Anna also got me the latest cd in Paul Simon’s varied and rich music career. Over time, I’ve all but accumulated his life’s work. I like him because he’s a storyteller, not just a musician, but whereas he use to do works representing whole lands or cultures (like Rhythm of the Saints or Graceland) he now seems to be focusing on domestic affairs and personal/existential struggles. His last cd was something of a mid-life, over-the-hill-and-looking-back compilation. Consequently, his lyrics have lost some of their beauty or luster – being replaced by frankness. He seems to me a poet trying to hit the mark of life’s beauty even in the mundane and ordinary, but he’s also started to embrace the absurd as part of his art – like Marlon Brando walking around in The Godfather with an orange in his mouth just before he dies as if to say sometimes life is silly or unexplainable …

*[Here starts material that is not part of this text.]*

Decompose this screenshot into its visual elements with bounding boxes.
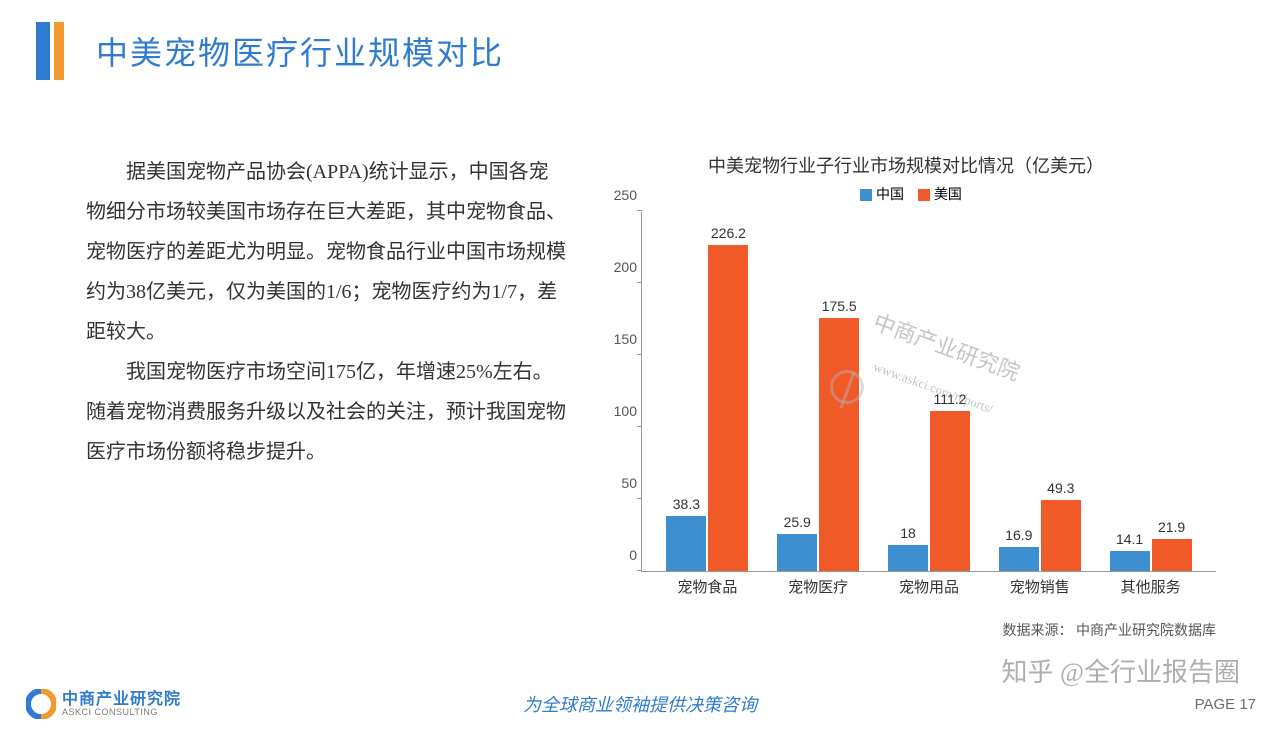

Or maybe Brando and Simon tried to show that sometimes the most complicated of things exists in unison with the most simple. If that’s the case, then that makes me feel better about my birthday because it seems that isn’t so much about big days and little days anymore, nor about good days and bad days. When life gathers enough history, days are days – not much worse than others and not much better either. That’s something Paul Simon has likely sung about, and, in fact, I can hear in my mind one of his recent ballads …
“Man, you’re old … getting old … getting old.” So it goes. Well, happy birthday to me.